The UK government has recently announced a £20 in Universal credit payments, a move which has been described as ‘diabolical’ by some as this impacts those who are most vulnerable in society.
This is because those on Universal Credit are on low fixed incomes, therefore, any cut in their income is a cut that they cannot get back as they have no way of increasing their income from Universal Credit payments.
The move to cut Universal Credit payments has been done by the government in an attempt to ease government spending as since the start of the pandemic, the government has been frequently overspending its budget, thus leading to national debt rising to £2.2 trillion. Consequently, because of the amount of debt that has been accumulated, the UK government is now beginning to cut back on spending through implementing contractionary fiscal policy.
Although this move is controversial, it is an effective way of decreasing the national deficit as a decrease in government spending now paired with potential future tax increases, such as the hike in corporation tax to 25% in 2022, will mean the UK government will have more money available to pay back debt repayments. Nevertheless, decisions such as cutting back on Universal Credit and suspending the triple lock for State Pensioners are regressionary as consumers are beginning to see rising prices.
All families will face higher energy and food bills in the autumn with those coming off fixed price energy contracts or cheap deals facing increases of up to 50% in their bills.
Lord Gavin Barwell, a Conservative who served as chief of staff to former prime minister Theresa May, warned that this rise in energy prices “definitely has the potential to become a crisis”

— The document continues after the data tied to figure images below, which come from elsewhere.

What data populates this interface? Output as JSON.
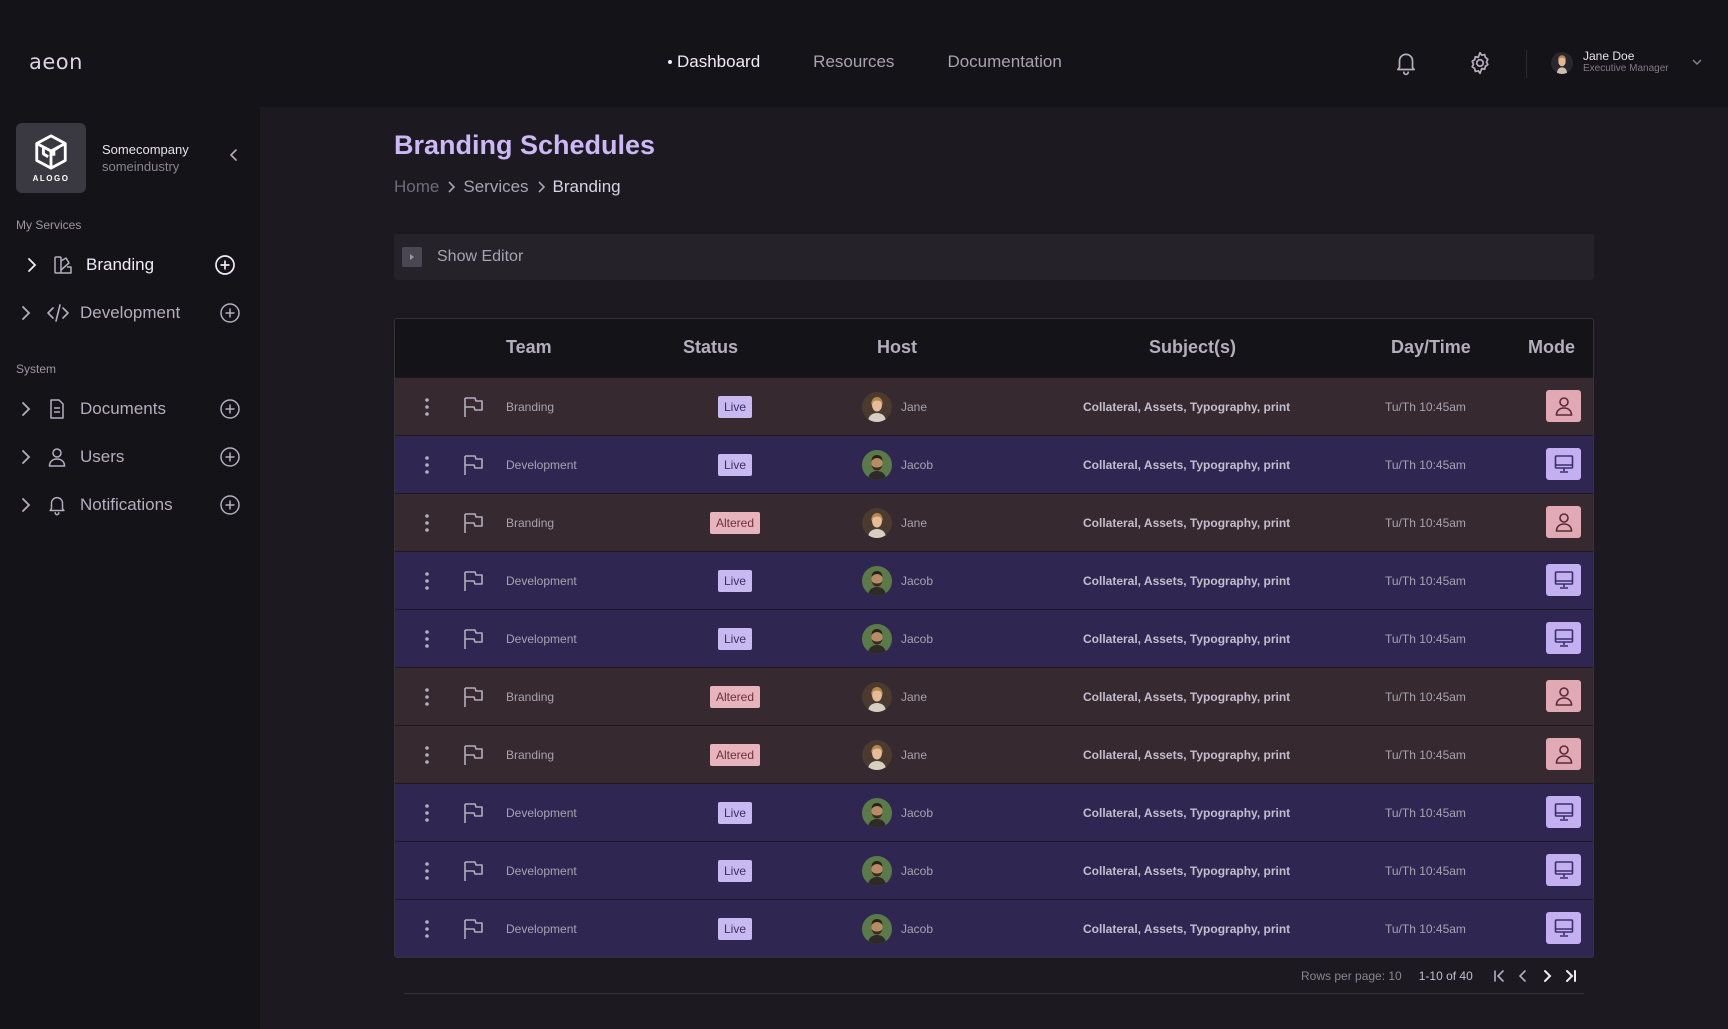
{
  "header": {
    "logo_text": "aeon",
    "nav": [
      {
        "label": "Dashboard",
        "active": true
      },
      {
        "label": "Resources",
        "active": false
      },
      {
        "label": "Documentation",
        "active": false
      }
    ],
    "user": {
      "name": "Jane Doe",
      "role": "Executive Manager"
    }
  },
  "sidebar": {
    "company": {
      "logo_text": "ALOGO",
      "name": "Somecompany",
      "industry": "someindustry"
    },
    "sections": [
      {
        "label": "My Services",
        "items": [
          {
            "label": "Branding",
            "icon": "palette-icon",
            "active": true
          },
          {
            "label": "Development",
            "icon": "code-icon",
            "active": false
          }
        ]
      },
      {
        "label": "System",
        "items": [
          {
            "label": "Documents",
            "icon": "document-icon",
            "active": false
          },
          {
            "label": "Users",
            "icon": "user-icon",
            "active": false
          },
          {
            "label": "Notifications",
            "icon": "bell-icon",
            "active": false
          }
        ]
      }
    ]
  },
  "main": {
    "title": "Branding Schedules",
    "breadcrumb": [
      "Home",
      "Services",
      "Branding"
    ],
    "editor_label": "Show Editor",
    "table": {
      "columns": [
        "Team",
        "Status",
        "Host",
        "Subject(s)",
        "Day/Time",
        "Mode"
      ],
      "rows": [
        {
          "team": "Branding",
          "status": "Live",
          "host": "Jane",
          "subjects": "Collateral, Assets, Typography, print",
          "time": "Tu/Th 10:45am",
          "mode": "in-person"
        },
        {
          "team": "Development",
          "status": "Live",
          "host": "Jacob",
          "subjects": "Collateral, Assets, Typography, print",
          "time": "Tu/Th 10:45am",
          "mode": "virtual"
        },
        {
          "team": "Branding",
          "status": "Altered",
          "host": "Jane",
          "subjects": "Collateral, Assets, Typography, print",
          "time": "Tu/Th 10:45am",
          "mode": "in-person"
        },
        {
          "team": "Development",
          "status": "Live",
          "host": "Jacob",
          "subjects": "Collateral, Assets, Typography, print",
          "time": "Tu/Th 10:45am",
          "mode": "virtual"
        },
        {
          "team": "Development",
          "status": "Live",
          "host": "Jacob",
          "subjects": "Collateral, Assets, Typography, print",
          "time": "Tu/Th 10:45am",
          "mode": "virtual"
        },
        {
          "team": "Branding",
          "status": "Altered",
          "host": "Jane",
          "subjects": "Collateral, Assets, Typography, print",
          "time": "Tu/Th 10:45am",
          "mode": "in-person"
        },
        {
          "team": "Branding",
          "status": "Altered",
          "host": "Jane",
          "subjects": "Collateral, Assets, Typography, print",
          "time": "Tu/Th 10:45am",
          "mode": "in-person"
        },
        {
          "team": "Development",
          "status": "Live",
          "host": "Jacob",
          "subjects": "Collateral, Assets, Typography, print",
          "time": "Tu/Th 10:45am",
          "mode": "virtual"
        },
        {
          "team": "Development",
          "status": "Live",
          "host": "Jacob",
          "subjects": "Collateral, Assets, Typography, print",
          "time": "Tu/Th 10:45am",
          "mode": "virtual"
        },
        {
          "team": "Development",
          "status": "Live",
          "host": "Jacob",
          "subjects": "Collateral, Assets, Typography, print",
          "time": "Tu/Th 10:45am",
          "mode": "virtual"
        }
      ]
    },
    "pagination": {
      "rows_per_page": "Rows per page: 10",
      "range": "1-10 of 40"
    }
  },
  "colors": {
    "accent": "#cbb8f5",
    "branding_row": "#362930",
    "development_row": "#2f2751",
    "live_badge": "#c8b9f0",
    "altered_badge": "#e7b4bd"
  }
}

This paired with the fact that Economists are predicting a further increase in gas and energy prices paired with rising income and national insurance taxes will continue to squeeze the gap between peoples incomes and their expenditure,
Consequently, those on fixed incomes, such as individuals on State Pensions and Job Seekers Allowance, will see a reduction in buying power as a reduction in their disposable income paired with high inflation rates of 3.2% CPI will slowly erode these individuals ability to buy goods and services.

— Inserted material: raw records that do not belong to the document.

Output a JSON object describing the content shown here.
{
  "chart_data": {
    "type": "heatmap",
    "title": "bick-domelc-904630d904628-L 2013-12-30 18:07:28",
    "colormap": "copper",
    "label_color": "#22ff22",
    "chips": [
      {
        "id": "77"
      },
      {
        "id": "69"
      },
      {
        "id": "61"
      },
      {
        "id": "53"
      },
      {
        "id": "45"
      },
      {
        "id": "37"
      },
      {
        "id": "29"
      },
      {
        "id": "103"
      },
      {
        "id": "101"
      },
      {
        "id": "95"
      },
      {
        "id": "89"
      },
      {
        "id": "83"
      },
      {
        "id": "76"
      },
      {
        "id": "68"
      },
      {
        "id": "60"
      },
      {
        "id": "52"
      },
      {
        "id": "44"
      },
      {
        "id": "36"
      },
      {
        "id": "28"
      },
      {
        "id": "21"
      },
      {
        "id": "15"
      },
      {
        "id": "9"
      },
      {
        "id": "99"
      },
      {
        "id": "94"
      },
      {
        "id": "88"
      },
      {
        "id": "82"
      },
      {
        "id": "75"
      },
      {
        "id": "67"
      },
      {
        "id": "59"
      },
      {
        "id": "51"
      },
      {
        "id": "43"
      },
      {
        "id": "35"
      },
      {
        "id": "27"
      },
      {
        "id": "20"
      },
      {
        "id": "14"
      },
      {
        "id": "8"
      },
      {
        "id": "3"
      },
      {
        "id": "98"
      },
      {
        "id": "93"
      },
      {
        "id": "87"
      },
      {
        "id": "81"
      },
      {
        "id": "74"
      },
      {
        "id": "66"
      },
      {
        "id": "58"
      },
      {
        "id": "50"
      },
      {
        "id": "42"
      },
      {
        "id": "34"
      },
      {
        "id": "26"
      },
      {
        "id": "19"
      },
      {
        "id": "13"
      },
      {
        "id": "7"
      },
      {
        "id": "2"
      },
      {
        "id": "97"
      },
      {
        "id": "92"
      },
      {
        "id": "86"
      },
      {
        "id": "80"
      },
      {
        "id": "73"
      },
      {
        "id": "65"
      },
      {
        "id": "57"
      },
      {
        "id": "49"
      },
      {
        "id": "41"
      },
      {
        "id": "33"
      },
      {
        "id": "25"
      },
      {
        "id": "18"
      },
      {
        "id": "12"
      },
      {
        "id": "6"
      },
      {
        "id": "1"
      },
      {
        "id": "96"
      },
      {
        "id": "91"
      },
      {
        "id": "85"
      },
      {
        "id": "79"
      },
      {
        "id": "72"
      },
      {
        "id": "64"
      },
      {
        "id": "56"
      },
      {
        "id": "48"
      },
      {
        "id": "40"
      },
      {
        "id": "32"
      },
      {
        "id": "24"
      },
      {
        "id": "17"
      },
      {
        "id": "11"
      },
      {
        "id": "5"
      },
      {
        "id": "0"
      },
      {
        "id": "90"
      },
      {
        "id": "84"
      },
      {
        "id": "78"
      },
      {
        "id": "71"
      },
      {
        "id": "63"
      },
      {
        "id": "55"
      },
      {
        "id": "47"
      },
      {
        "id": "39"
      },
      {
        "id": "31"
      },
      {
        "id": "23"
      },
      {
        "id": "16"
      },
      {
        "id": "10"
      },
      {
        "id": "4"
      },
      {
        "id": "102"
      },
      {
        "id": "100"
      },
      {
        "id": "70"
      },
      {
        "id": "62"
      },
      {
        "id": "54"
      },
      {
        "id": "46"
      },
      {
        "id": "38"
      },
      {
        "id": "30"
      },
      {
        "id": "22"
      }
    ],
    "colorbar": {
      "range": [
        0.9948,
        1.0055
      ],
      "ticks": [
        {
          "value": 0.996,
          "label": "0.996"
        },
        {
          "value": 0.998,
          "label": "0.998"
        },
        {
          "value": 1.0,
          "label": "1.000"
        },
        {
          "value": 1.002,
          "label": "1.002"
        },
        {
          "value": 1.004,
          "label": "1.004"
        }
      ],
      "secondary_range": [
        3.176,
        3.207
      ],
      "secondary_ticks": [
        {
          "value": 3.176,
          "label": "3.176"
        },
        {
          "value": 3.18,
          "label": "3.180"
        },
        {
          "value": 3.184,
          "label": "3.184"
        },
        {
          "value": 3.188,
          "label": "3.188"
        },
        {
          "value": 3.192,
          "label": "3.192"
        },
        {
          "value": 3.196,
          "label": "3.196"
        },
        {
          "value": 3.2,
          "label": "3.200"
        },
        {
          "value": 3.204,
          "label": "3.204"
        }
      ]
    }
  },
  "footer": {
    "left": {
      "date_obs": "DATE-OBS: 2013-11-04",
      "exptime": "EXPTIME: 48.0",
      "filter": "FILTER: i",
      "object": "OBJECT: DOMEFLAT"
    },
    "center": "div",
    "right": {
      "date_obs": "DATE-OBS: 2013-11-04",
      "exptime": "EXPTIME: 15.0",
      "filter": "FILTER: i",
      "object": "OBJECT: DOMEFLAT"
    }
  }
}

This means that some families will have to switch from normal goods to inferior goods, which, due to them being less nutrition, may place further pressure on the NHS, a health service that has been already stretched thin with over 5 million awaiting treatment. At the same time, once we account for the fact that inflation is predicted to rise to 4.0% CPI, and, that the poorest tenth allocated approximately 21.2% of their expenditure into food, gas and electricity compared with the richest tenth devoting just 9.5%, it is likely that, some families or individuals may be forced to cut back altogether. This will increase food poverty and heating poverty rates in the UK which is significant as during the COVID-19 pandemic alone, the UK’s biggest food bank, the Trussel Trust, has sent out a record 2.2 million food parcels.
It is predicted that in future, ‘Capital Economics’ believe that food prices will continue to rise by approximately 2.3% over the following two to three months.
By Spring 2022, the organisation states that this rise will eventually lead to the poorest tenth of UK households spending an additional 2.1% of their expenditure on those essentials such as food, gas and electricity, thus making the most vulnerable members of society, even poorer.